200709_Final

Introduction:

This study is based on the use of the Rasch model to generate an interval measure of a latent construct. The latent construct in this study is child nutrition. The Rasch model generates two measures. One is the person measure, which is essentially a row summary. In this study, dealing as it does with foods given to children, for each record (row) in the database,the program sums the individual ordinal “scores” for each of the foods given and from the total generates a linear “measure.” This is the “person measure,” and each person (record) in the database has a person measure. The person measure shows the level of the latent construct each person has. In this study, the latent construct is “child nutrition” because I study the foods given to children. These person measures may be aggregated by categorical variables. In the cleaned dataset, the categorical variables include the birth year of the child, the survey year, the county in which the child lives, an urban-rural indicator, the mother’s educational level and the family’s wealth level. The major importance of this study is the comparison of the aggregate person measures between the two survey years, given Liberia’s nearly 25% GDP/capita increase between those two years.

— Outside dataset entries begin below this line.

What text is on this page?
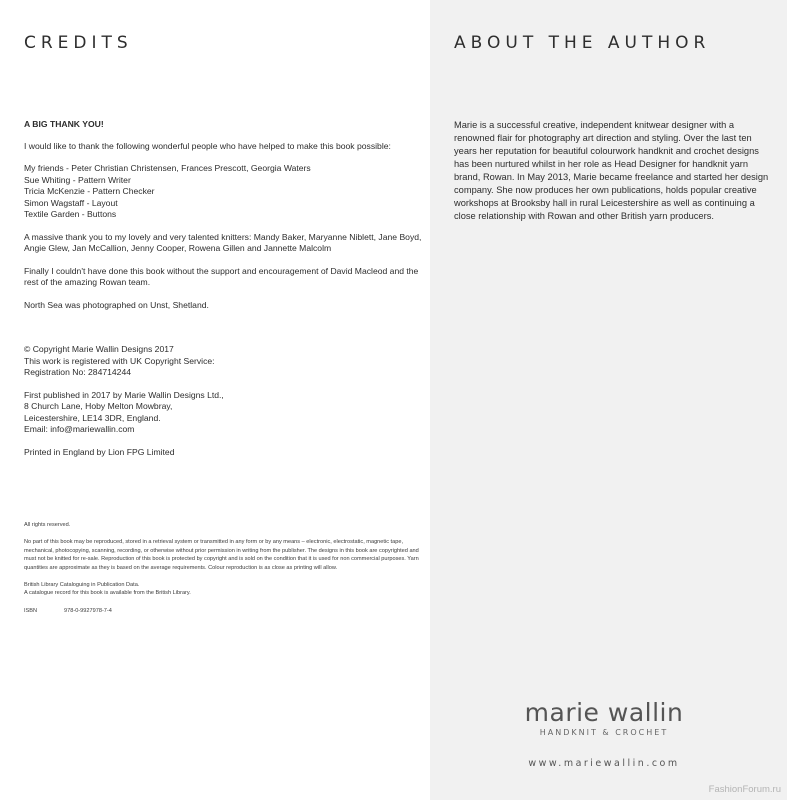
CREDITS

A BIG THANK YOU!

I would like to thank the following wonderful people who have helped to make this book possible:

My friends - Peter Christian Christensen, Frances Prescott, Georgia Waters
Sue Whiting - Pattern Writer
Tricia McKenzie - Pattern Checker
Simon Wagstaff - Layout
Textile Garden - Buttons

A massive thank you to my lovely and very talented knitters: Mandy Baker, Maryanne Niblett, Jane Boyd, Angie Glew, Jan McCallion, Jenny Cooper, Rowena Gillen and Jannette Malcolm

Finally I couldn't have done this book without the support and encouragement of David Macleod and the rest of the amazing Rowan team.

North Sea was photographed on Unst, Shetland.

© Copyright Marie Wallin Designs 2017
This work is registered with UK Copyright Service:
Registration No: 284714244
First published in 2017 by Marie Wallin Designs Ltd.,
8 Church Lane, Hoby Melton Mowbray,
Leicestershire, LE14 3DR, England.
Email: info@mariewallin.com

Printed in England by Lion FPG Limited

All rights reserved.

No part of this book may be reproduced, stored in a retrieval system or transmitted in any form or by any means – electronic, electrostatic, magnetic tape, mechanical, photocopying, scanning, recording, or otherwise without prior permission in writing from the publisher. The designs in this book are copyrighted and must not be knitted for re-sale. Reproduction of this book is protected by copyright and is sold on the condition that it is used for non commercial purposes. Yarn quantities are approximate as they is based on the average requirements. Colour reproduction is as close as printing will allow.

British Library Cataloguing in Publication Data.
A catalogue record for this book is available from the British Library.
ISBN	978-0-9927978-7-4
ABOUT THE AUTHOR

Marie is a successful creative, independent knitwear designer with a renowned flair for photography art direction and styling. Over the last ten years her reputation for beautiful colourwork handknit and crochet designs has been nurtured whilst in her role as Head Designer for handknit yarn brand, Rowan. In May 2013, Marie became freelance and started her design company. She now produces her own publications, holds popular creative workshops at Brooksby hall in rural Leicestershire as well as continuing a close relationship with Rowan and other British yarn producers.

marie wallin
HANDKNIT & CROCHET
www.mariewallin.com
FashionForum.ru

The program also generates a measure for each of the items under study. In this case, the items are the individual food groups. A low item measure, in this study, means the food group was “easily endorsed,” meaning many children were given this food. Foods that were given less often, and were thus “harder to endorse,” had higher item measures.(Note the inverse relationship.) As will be seen in the scatterplot below, foods higher in nutritional value had higher item measures and thus were given less frequently to the children.

The specific data sets chosen for analysis were the Demographic and Health Surveys (DHS) for Liberia for the years 2007 and 2013. DHS surveys are conducted at various times by contractors hired by the United States Agency for International Development (USAID). In Liberia, DHS surveys were conducted in 2007 and 2013. 2007 was just after the end of a protracted Civil War (it began in 1980) and 2013 was the next survey. In that time period Liberia’s GDP/capita increased by ~ 25%. The surveys in these two years provided an excellent opportunity to ascertain whether the level of child nutrition rose in parallel with the rise in GDP/capita.

Cleaning. The DHS survey is very complex, with many data files for each survey. I used the breastfeeding file from each of those two surveys.The breastfeeding files each conained over 900 variables, including basic demographic data, foods eaten by mothers and foods given to children, data on health habits such as smoking and drinking, data on sexual activity and contraception, etc. I selected the variables relating to foods given to children the day prior to the survey. The 2007 file contained over 22,000 observations; the 2013 file contained > 30,000 records. I eliminated unneeded variables and then cleaned the child nutrition variables to remove the don’t knows and missing data. I also had to harmonize the county name coding and the food groups between the two years. After cleaning, the 2007 file had 9,322 records and the 2013 file had 10,400 records, with 25 matching variables in each file. The files included categorical data as well as the data for foods given to children (1= yes, 0 = no). Then, using the Winsteps program developed by J. Michael Linacre, PhD, I generated person measures for each record in the file, as well as item measures for each food group. The measures are continuous interval variables and thus may be used for parametric statistical analysis.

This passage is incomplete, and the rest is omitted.